Of course when I’m desperate or terrified or in pain, this is the last thing on my mind. When I’m stuck in the middle of the shit, I’m just trying to get through the shit. 

But now I am home and am feeling much better. It’s a new year and I’m already turning poison into medicine, I suppose, with this blog post. I have another procedure scheduled in a few weeks that I’m not looking forward to, but I’ll be okay. I’m just relieved there was a cause and a way to treat it. I will simply add this to my list of what I’ll have to manage for the rest of my life.



So What?

So why am I telling you all of this? I have no idea. I just know that I have to tell it to anyone who will listen. I know that when you begin writing something, what’s most important is trusting your impulse and getting it down. The “why” usually reveals itself in time. The difference here is that I’m sharing with you the first stages of whatever this will become, even if it becomes nothing but this. 

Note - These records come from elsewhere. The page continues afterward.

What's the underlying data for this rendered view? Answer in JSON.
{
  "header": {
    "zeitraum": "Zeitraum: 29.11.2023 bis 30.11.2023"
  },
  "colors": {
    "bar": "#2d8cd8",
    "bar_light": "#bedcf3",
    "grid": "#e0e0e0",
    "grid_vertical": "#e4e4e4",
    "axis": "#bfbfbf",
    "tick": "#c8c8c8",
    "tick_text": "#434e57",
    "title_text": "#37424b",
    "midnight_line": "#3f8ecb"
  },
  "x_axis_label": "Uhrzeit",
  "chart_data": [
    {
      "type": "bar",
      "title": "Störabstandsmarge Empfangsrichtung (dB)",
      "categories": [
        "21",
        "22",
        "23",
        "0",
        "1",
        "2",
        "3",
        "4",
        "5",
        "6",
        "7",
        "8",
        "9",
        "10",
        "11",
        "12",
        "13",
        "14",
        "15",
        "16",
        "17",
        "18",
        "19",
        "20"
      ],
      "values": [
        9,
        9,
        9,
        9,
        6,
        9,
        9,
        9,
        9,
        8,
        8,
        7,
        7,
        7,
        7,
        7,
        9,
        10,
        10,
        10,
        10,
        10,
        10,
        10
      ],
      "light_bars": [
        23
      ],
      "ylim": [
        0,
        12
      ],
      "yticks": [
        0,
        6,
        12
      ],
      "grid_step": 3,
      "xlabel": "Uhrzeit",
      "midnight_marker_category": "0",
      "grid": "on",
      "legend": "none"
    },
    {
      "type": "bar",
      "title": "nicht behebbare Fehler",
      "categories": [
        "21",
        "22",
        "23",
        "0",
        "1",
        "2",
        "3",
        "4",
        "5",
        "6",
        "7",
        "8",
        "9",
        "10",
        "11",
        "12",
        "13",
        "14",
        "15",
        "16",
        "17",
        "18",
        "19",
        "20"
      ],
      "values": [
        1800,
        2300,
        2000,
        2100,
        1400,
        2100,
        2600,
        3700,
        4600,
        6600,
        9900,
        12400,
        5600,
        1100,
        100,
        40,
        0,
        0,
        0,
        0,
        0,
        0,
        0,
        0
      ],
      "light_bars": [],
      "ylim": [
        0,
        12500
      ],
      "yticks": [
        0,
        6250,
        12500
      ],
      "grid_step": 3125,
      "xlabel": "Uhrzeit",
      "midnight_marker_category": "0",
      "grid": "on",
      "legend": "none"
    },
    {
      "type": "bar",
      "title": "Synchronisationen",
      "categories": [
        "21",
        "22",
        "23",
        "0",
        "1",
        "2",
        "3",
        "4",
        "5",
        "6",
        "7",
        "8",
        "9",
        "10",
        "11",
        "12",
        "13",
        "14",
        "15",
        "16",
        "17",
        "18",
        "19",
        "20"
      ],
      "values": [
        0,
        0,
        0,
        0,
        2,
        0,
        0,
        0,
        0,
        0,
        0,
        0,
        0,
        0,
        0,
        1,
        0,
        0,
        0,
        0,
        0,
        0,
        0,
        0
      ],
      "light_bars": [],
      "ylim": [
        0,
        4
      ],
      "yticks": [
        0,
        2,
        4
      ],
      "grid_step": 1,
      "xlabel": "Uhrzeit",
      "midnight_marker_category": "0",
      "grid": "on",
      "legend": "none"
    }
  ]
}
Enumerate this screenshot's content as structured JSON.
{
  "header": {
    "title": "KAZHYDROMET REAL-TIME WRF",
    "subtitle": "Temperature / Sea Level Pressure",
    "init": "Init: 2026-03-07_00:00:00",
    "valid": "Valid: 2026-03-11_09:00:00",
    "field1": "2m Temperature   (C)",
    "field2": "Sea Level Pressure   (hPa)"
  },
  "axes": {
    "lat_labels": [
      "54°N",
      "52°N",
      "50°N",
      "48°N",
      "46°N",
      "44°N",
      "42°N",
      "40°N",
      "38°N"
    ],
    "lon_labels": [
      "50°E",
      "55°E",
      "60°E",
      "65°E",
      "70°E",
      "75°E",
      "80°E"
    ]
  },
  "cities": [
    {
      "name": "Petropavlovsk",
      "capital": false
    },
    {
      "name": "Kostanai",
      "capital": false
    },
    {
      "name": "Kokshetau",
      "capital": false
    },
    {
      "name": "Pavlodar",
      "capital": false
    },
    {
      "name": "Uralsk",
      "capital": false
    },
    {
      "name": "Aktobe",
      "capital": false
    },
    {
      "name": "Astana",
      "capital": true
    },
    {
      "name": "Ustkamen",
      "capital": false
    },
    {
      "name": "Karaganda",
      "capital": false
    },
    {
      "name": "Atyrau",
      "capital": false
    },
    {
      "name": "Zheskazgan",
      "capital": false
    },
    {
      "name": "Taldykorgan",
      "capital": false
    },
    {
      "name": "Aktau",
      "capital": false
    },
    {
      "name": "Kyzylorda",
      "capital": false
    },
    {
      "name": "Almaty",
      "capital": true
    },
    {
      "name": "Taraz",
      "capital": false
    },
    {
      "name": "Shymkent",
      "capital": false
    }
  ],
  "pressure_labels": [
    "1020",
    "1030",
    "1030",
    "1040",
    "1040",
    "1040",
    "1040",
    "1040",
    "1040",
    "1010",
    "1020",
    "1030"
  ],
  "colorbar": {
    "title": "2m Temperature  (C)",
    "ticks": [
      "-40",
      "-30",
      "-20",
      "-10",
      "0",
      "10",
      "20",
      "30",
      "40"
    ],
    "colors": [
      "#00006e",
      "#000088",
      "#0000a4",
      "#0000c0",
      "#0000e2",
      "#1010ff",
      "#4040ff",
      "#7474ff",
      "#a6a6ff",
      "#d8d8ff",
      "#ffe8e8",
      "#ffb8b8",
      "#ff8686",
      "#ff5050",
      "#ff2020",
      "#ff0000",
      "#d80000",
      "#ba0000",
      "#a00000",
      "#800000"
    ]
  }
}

My hope is that, as I look back on my life and piece together my experience with illness, I’ll get to know this animal inside of me, this ferocious alien wolf who just a week ago was knocking on my chest, my stomach, my bowels, as it tried to get my attention. Our relationship has been pretty one-dimensional so far. I’m usually furious with it, holding a knife up its throat, telling it to back the fuck off. Some days, I’m able to forget it, although not for long. But what if I could thank this animal for shining a light on what needs tending? What if I could put the knife down?

Here’s what I know: I’ve been lucky enough to live many lives and many stories. This is one of them. It’s something I’ve been living with since I was a kid. Chronic illness is my nemesis, my teacher, my obstacle and motivation. It is now a life experience on which I would like to report. I am learning how to work with it as I attempt to live for as long as I possibly can. Because let’s get real here, that’s the essence of everything for me: how to live as best as I can, for as long as I can.

Today, it is January 1, 2022 and I’m writing you from my living room. It is rainy and blustery here in Philadelphia and I look forward to spending the day wearing the socks and sweatpants I’m wearing now, and making no decisions except what to eat and what to watch on television. I never liked New Years resolutions much. If you want to change your life, you can do it any day of the year. I have many plans for the future, so much I want to experience. But when it comes to my health, I’ve learned to set the bar pretty low. That way, when I get out of the year alive, it’s been a good one. 

So let’s do that. Let’s get out of 2022 alive. Let us find the lives we want to live and grab them, but without putting so much damn pressure on ourselves.